Jillian received both her bachelors of science in chemical engineering and PhD in biomedical engineering from the University of Florida. She completed a postdoctoral fellowship here at the University of North Carolina under the mentorship of Dr. Joseph DeSimone. She joined the UNC Eshelman School of Pharmacy in 2019 as a research assistant professor in the Division of Pharmacoengineering and Molecular Pharmaceutics and is a member of the Center for Nanotechnology in Drug Delivery.
Marina Sokolsky
Sokolsky-Papkov’s current research centers on design of nano-based, sustained release and remote actuated drug delivery systems for treatment and diagnosis of cancer.
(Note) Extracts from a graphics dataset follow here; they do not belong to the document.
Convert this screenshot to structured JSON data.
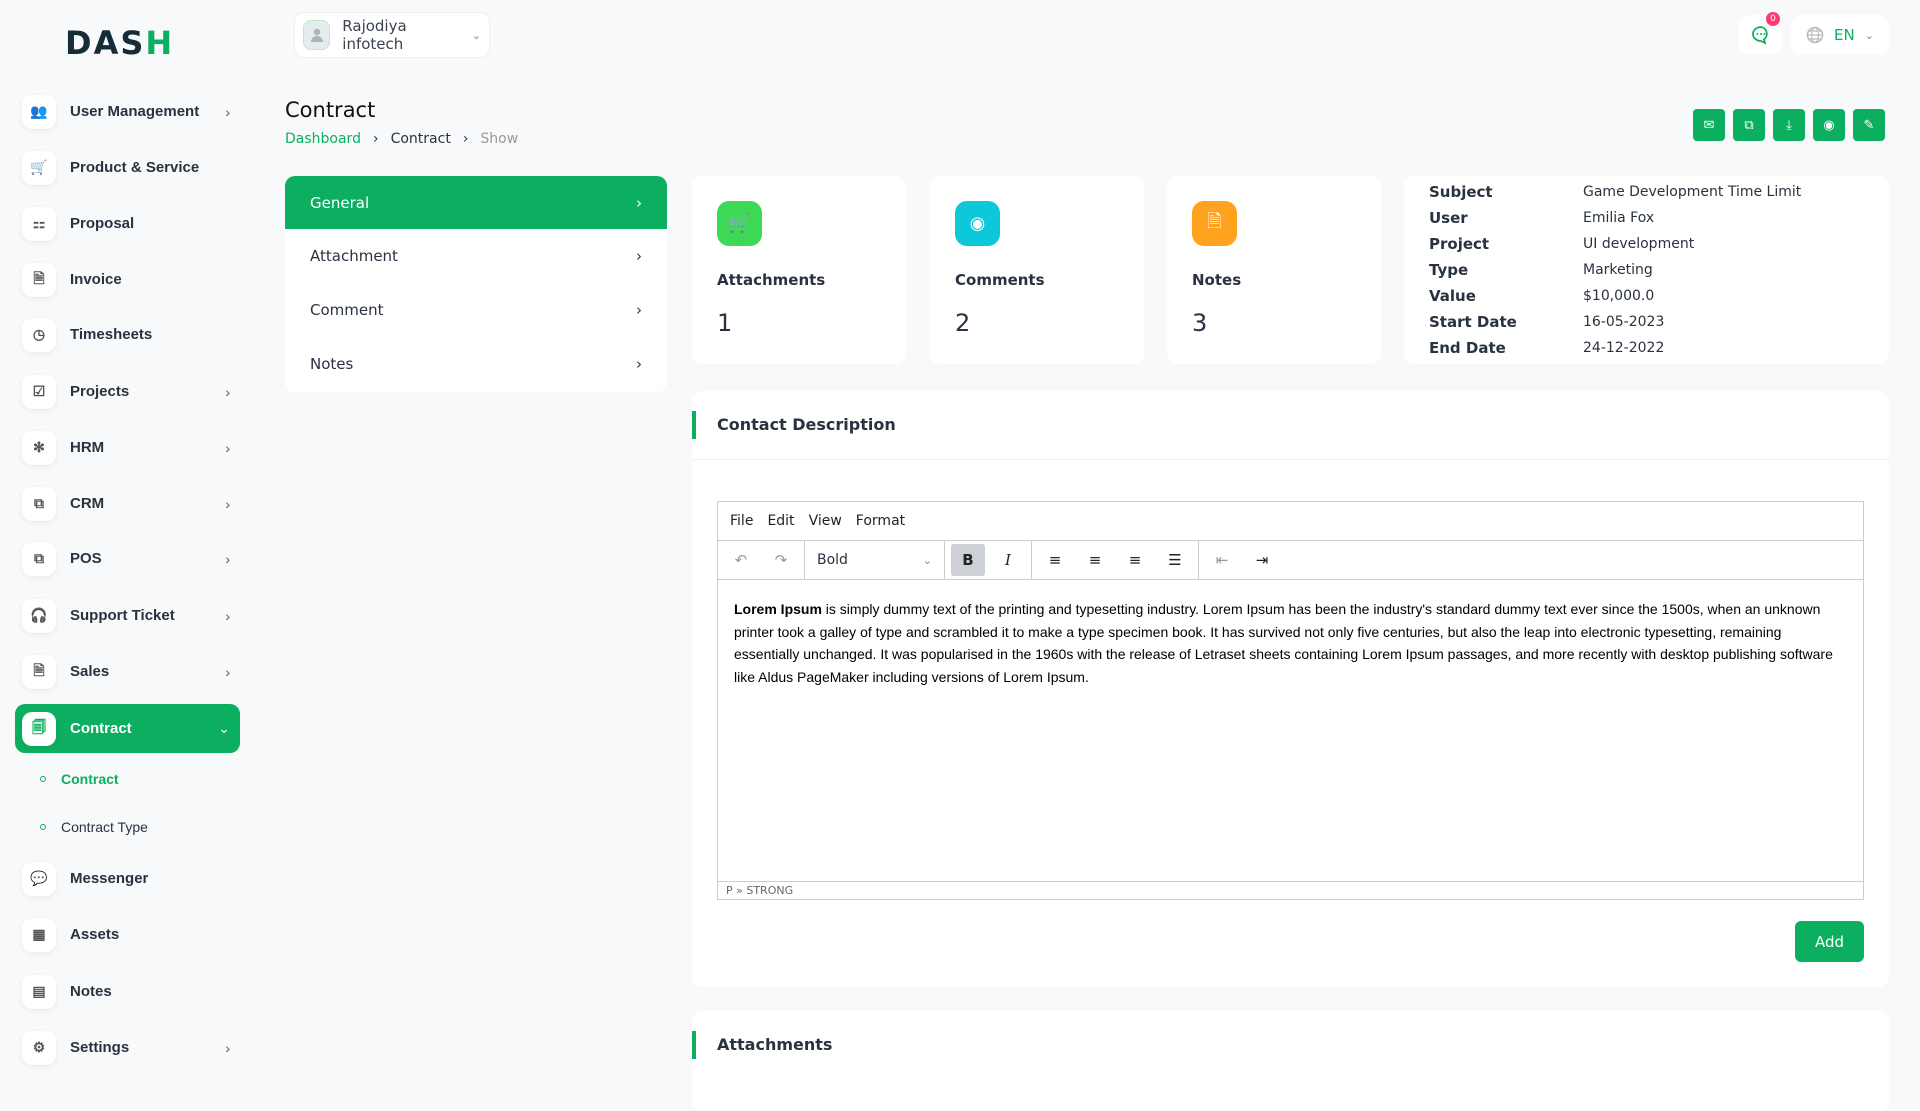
{
  "brand": {
    "logo_text": "DASH",
    "accent": "#0caf60"
  },
  "header": {
    "company": "Rajodiya infotech",
    "notification_count": "0",
    "language": "EN"
  },
  "sidebar": {
    "items": [
      {
        "label": "User Management",
        "icon": "users-icon",
        "arrow": true
      },
      {
        "label": "Product & Service",
        "icon": "cart-icon"
      },
      {
        "label": "Proposal",
        "icon": "proposal-icon"
      },
      {
        "label": "Invoice",
        "icon": "invoice-icon"
      },
      {
        "label": "Timesheets",
        "icon": "clock-icon"
      },
      {
        "label": "Projects",
        "icon": "check-square-icon",
        "arrow": true
      },
      {
        "label": "HRM",
        "icon": "hrm-icon",
        "arrow": true
      },
      {
        "label": "CRM",
        "icon": "crm-icon",
        "arrow": true
      },
      {
        "label": "POS",
        "icon": "pos-icon",
        "arrow": true
      },
      {
        "label": "Support Ticket",
        "icon": "headset-icon",
        "arrow": true
      },
      {
        "label": "Sales",
        "icon": "sales-icon",
        "arrow": true
      },
      {
        "label": "Contract",
        "icon": "contract-icon",
        "active": true
      },
      {
        "label": "Messenger",
        "icon": "message-icon"
      },
      {
        "label": "Assets",
        "icon": "calculator-icon"
      },
      {
        "label": "Notes",
        "icon": "calendar-icon"
      },
      {
        "label": "Settings",
        "icon": "gear-icon",
        "arrow": true
      }
    ],
    "sub": [
      "Contract",
      "Contract Type"
    ]
  },
  "page": {
    "title": "Contract",
    "breadcrumb": [
      "Dashboard",
      "Contract",
      "Show"
    ]
  },
  "menu": [
    "General",
    "Attachment",
    "Comment",
    "Notes"
  ],
  "stats": [
    {
      "label": "Attachments",
      "value": "1",
      "color": "#3cd856"
    },
    {
      "label": "Comments",
      "value": "2",
      "color": "#0dc8d9"
    },
    {
      "label": "Notes",
      "value": "3",
      "color": "#ffa21d"
    }
  ],
  "info": [
    [
      "Subject",
      "Game Development Time Limit"
    ],
    [
      "User",
      "Emilia Fox"
    ],
    [
      "Project",
      "UI development"
    ],
    [
      "Type",
      "Marketing"
    ],
    [
      "Value",
      "$10,000.0"
    ],
    [
      "Start Date",
      "16-05-2023"
    ],
    [
      "End Date",
      "24-12-2022"
    ]
  ],
  "description": {
    "title": "Contact Description",
    "menubar": [
      "File",
      "Edit",
      "View",
      "Format"
    ],
    "format": "Bold",
    "bold_lead": "Lorem Ipsum",
    "body": " is simply dummy text of the printing and typesetting industry. Lorem Ipsum has been the industry's standard dummy text ever since the 1500s, when an unknown printer took a galley of type and scrambled it to make a type specimen book. It has survived not only five centuries, but also the leap into electronic typesetting, remaining essentially unchanged. It was popularised in the 1960s with the release of Letraset sheets containing Lorem Ipsum passages, and more recently with desktop publishing software like Aldus PageMaker including versions of Lorem Ipsum.",
    "path": "P » STRONG",
    "add": "Add"
  },
  "attachments": {
    "title": "Attachments"
  }
}
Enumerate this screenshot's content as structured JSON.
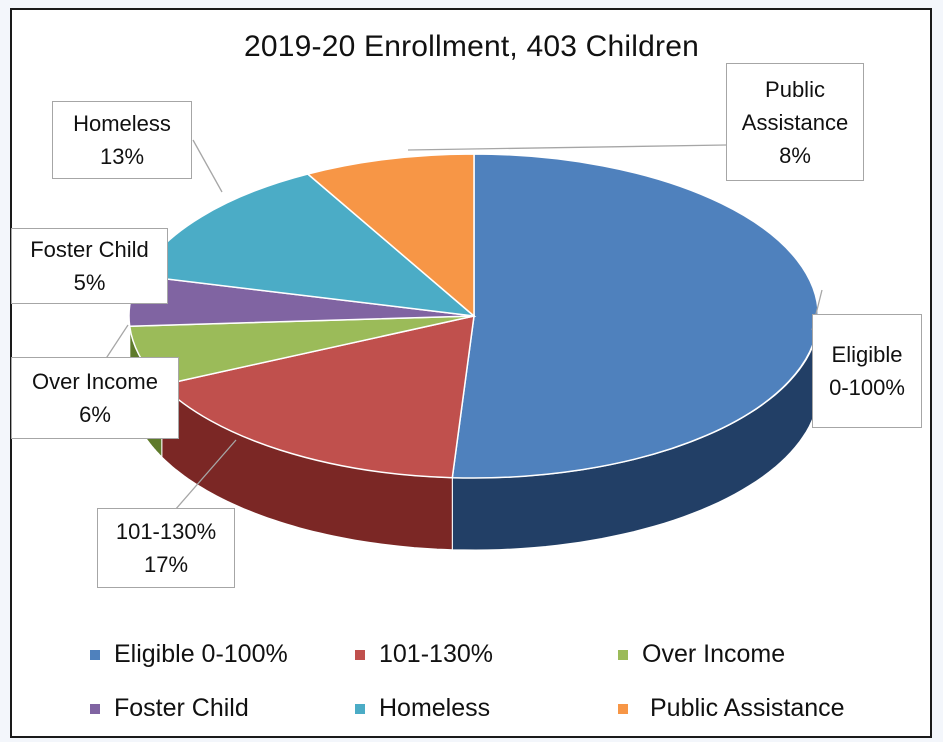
{
  "chart_data": {
    "type": "pie",
    "title": "2019-20 Enrollment, 403 Children",
    "slices": [
      {
        "label": "Eligible 0-100%",
        "callout_lines": [
          "Eligible",
          "0-100%"
        ],
        "callout_value": "",
        "value": 51,
        "color": "#4f81bd",
        "dark": "#223f66"
      },
      {
        "label": "101-130%",
        "callout_lines": [
          "101-130%"
        ],
        "callout_value": "17%",
        "value": 17,
        "color": "#c0504d",
        "dark": "#7b2725"
      },
      {
        "label": "Over Income",
        "callout_lines": [
          "Over Income"
        ],
        "callout_value": "6%",
        "value": 6,
        "color": "#9bbb59",
        "dark": "#5e7a2a"
      },
      {
        "label": "Foster Child",
        "callout_lines": [
          "Foster Child"
        ],
        "callout_value": "5%",
        "value": 5,
        "color": "#8064a2",
        "dark": "#4a3766"
      },
      {
        "label": "Homeless",
        "callout_lines": [
          "Homeless"
        ],
        "callout_value": "13%",
        "value": 13,
        "color": "#4bacc6",
        "dark": "#21697d"
      },
      {
        "label": "Public Assistance",
        "callout_lines": [
          "Public",
          "Assistance"
        ],
        "callout_value": "8%",
        "value": 8,
        "color": "#f79646",
        "dark": "#a55816"
      }
    ],
    "legend": "bottom"
  }
}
My research utilizes several platform nanoparticles based technologies (polymeric micelles and nanoparticles, cell derived exosomes and inorganic nanoparticles) and is focused on engineering treatment modalities for two main types of cancer: brain cancer and brain metastases and diagnosis and treatment of post operative residual disease and metastatic spread with emphasis on (1) designing drug loaded nanoparticles which can effectively home to brain cancer in vivo and deliver tumor specific payload to improve treatment efficacy (2) utilize sustained release and nanotechnology approaches to design delivery systems which can improve non invasive diagnosis of primary metastatic spread, treat residual disease and promote post-operative would healing and (3) utilize intrinsic properties of inorganic nanoparticles to design theranostic delivery systems which combine remotely induced drug release and cell apoptosis.